De rechtbank stelt vast dat de vader verantwoordelijk is voor het brengen en halen van [minderjarige] naar en van de moeder, conform het voorstel van de vader. Op de zitting is besproken dat de grootouders vaderszijde op dit moment nog in [plaats 1] wonen, maar dat zij op termijn naar [plaats 2] zullen verhuizen.

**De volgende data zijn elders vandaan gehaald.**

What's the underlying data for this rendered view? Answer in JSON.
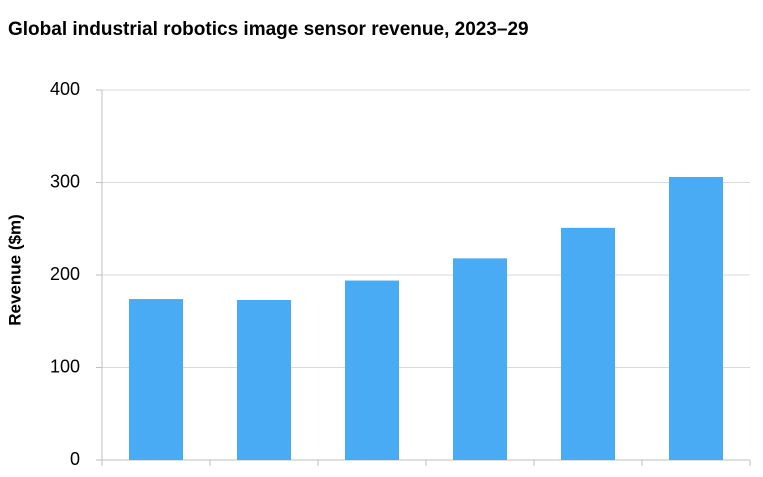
{
  "chart_data": {
    "type": "bar",
    "title": "Global industrial robotics image sensor revenue, 2023–29",
    "y_label": "Revenue ($m)",
    "categories": [
      null,
      null,
      null,
      null,
      null,
      null
    ],
    "values": [
      174,
      173,
      194,
      218,
      251,
      306
    ],
    "color": "#4aabf5",
    "ylim": [
      0,
      400
    ],
    "yticks": [
      0,
      100,
      200,
      300,
      400
    ],
    "grid": true
  }
}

De rechtbank stelt daarom vast dat – vanaf het moment dat de grootouders vaderszijde verhuisd zijn naar [plaats 2] en de overdracht van [minderjarige] tussen de ouders via de grootouders vaderszijde zal verlopen – de moeder [minderjarige] verantwoordelijk is voor het halen bij en brengen van [minderjarige] naar de grootouders vaderszijde in [plaats 2] . De rechtbank gaat ervan uit dat de ouders op enig moment in onderling overleg afspraken zullen kunnen maken over de rechtstreekse overdracht tussen de ouders van [minderjarige] , dus niet langer via de grootouders vaderszijde.

Beslissing

De rechtbank :
*
bepaalt dat voortaan aan de vader en de moeder gezamenlijk het gezag zal toekomen over de minderjarige [minderjarige] , geboren op [geboortedatum] 2020 te [geboorteplaats] ;
*
verleent toestemming aan de vader – welke toestemming die van de moeder vervangt – om met [minderjarige] , te verhuizen naar [plaats 1] ; en haar in te schrijven bij de [gemeente] op het adres van de vader,
*
stelt vast dat [minderjarige] volgens de volgende (opbouwende) zorgregeling bij de moeder is:
  • op zondag 24 augustus, 31 augustus, 7 september en 14 september 2025 van 10.00 uur tot 17.00 uur;
  • van zaterdag 20 september 2025 om 15.00 uur tot zondag 21 september 2025 om 17.00 uur;
  • van zaterdag 4 oktober 2025 om 15.00 uur tot zondag 5 oktober 2025 om 17.00 uur;
  • met ingang van zaterdag 18 oktober 2025 telkens twee weken achtereenvolgend van zaterdag 10.00 uur tot zondag 17.00 uur, waarna [minderjarige] het weekend daarop (één weekend) bij de vader verblijft,
waarbij de vader verantwoordelijk is voor het brengen en halen en brengen van [minderjarige] naar en van de moeder en – vanaf het moment dat de grootouders vaderszijde verhuisd zijn naar [plaats 2] en de overdracht via de grootouders vaderszijde zal verlopen – de moeder verantwoordelijk is voor het halen en brengen van [minderjarige] van en naar de grootouders vaderszijde in [plaats 2] ;
*
verklaart deze beschikking uitvoerbaar bij voorraad;
*
wijst af het meer of anders verzochte.
Deze beschikking is gegeven door mr. E.D.A. Geleijns, kinderrechter, in tegenwoordigheid van mr. A. Hoek als griffier, en uitgesproken ter openbare terechtzitting van 18 augustus 2025.